Les phrases écumantes et théâtrales de ces fanatiques « de la lutte de classe » recouvraient un fond de machiavélisme féodal et policier.

Le socialisme de parade hyperrévolutionnaire, qui ne fait appel « qu’aux mains calleuses », a deux avantages pour la réaction : d’abord il limite le mouvement socialiste à une classe qui en Allemagne est trop peu nombreuse pour accomplir une révolution ; et en second lieu, il fournit un excellent moyen pour effrayer la grande masse du peuple, à demi indifférente, surtout les paysans et la petite bourgeoisie, qui ne sont pas encore arrivés à une activité politique autonome.


Et Liebknecht conclut tout cet ordre de pensées par ces fortes paroles :


Il ne faut pas demander : Es-tu salarié ? mais : es-tu socialiste ?

Réduit aux salariés, le socialisme est incapable de vaincre. Compris par l’ensemble du peuple qui travaille et par l’élite morale et intellectuelle de la nation, sa victoire est certaine.

Pourquoi devons-nous maintenant subir la persécution infligée à nos amis ? Pourquoi sommes-nous soumis aux plus indécentes brutalités ?

Parce que nous sommes encore faibles.

Et pourquoi sommes-nous faibles ?

Parce que seule une petite partie du peuple connaît la doctrine socialiste.

Et nous devrions, nous qui sommes faibles, accroître encore notre faiblesse en écartant de nous des milliers d’hommes, sous prétexte que le hasard n’a pas fait d’eux les membres d’un groupe social déterminé ? La sottise serait ici trahison envers le Parti.

Ne pas resserrer — étendre, voilà quelle doit être notre devise. De plus en plus le cercle du socialisme doit s’élargir, jusqu’à ce que nous ayons converti la majorité de nos adversaires à être nos amis, ou que tout au moins nous les ayons désarmés.

Et la masse indifférente, qui dans les temps paisibles n’est d’aucun poids dans la balance politique, mais qui dans les temps d’agitation est la force décisive, doit être si largement éclairée sur les buts et l’essence même de notre parti, qu’elle cesse de le craindre et qu’elle ne puisse plus être lancée contre nous comme la meute de la sorcière.

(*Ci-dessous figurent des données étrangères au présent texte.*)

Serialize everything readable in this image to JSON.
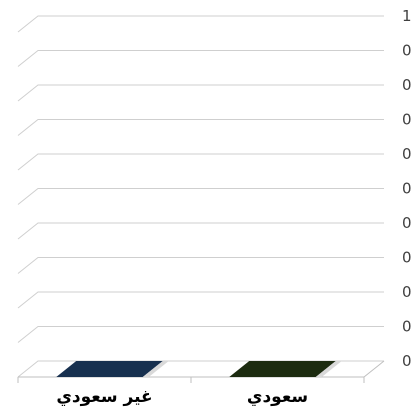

Toutes les mesures législatives, que, si l’occasion nous en est offerte, nous aurons à appuyer, doivent avoir pour but de prouver L"APTITUDE DU SOCIALISME À SERVIR LES INTÉRÊTS COMMUNS, et de détruire les préjugés courants contre nous.

Ainsi Liebknecht conçoit toute une période d’action législative, où le socialisme fera, si je puis dire, ses preuves de large compréhension, où il apparaîtra aux plus aveugles comme un parti d’intérêt général, et où il habituera ainsi tous les hauts esprits, toutes les nobles consciences, toute la petite bourgeoisie et les paysans, à le suivre jusqu’au bout de sa doctrine et de son idéal, sans répugnance et sans peur. Ce sera comme une propagande en action complétant la propagande de la parole.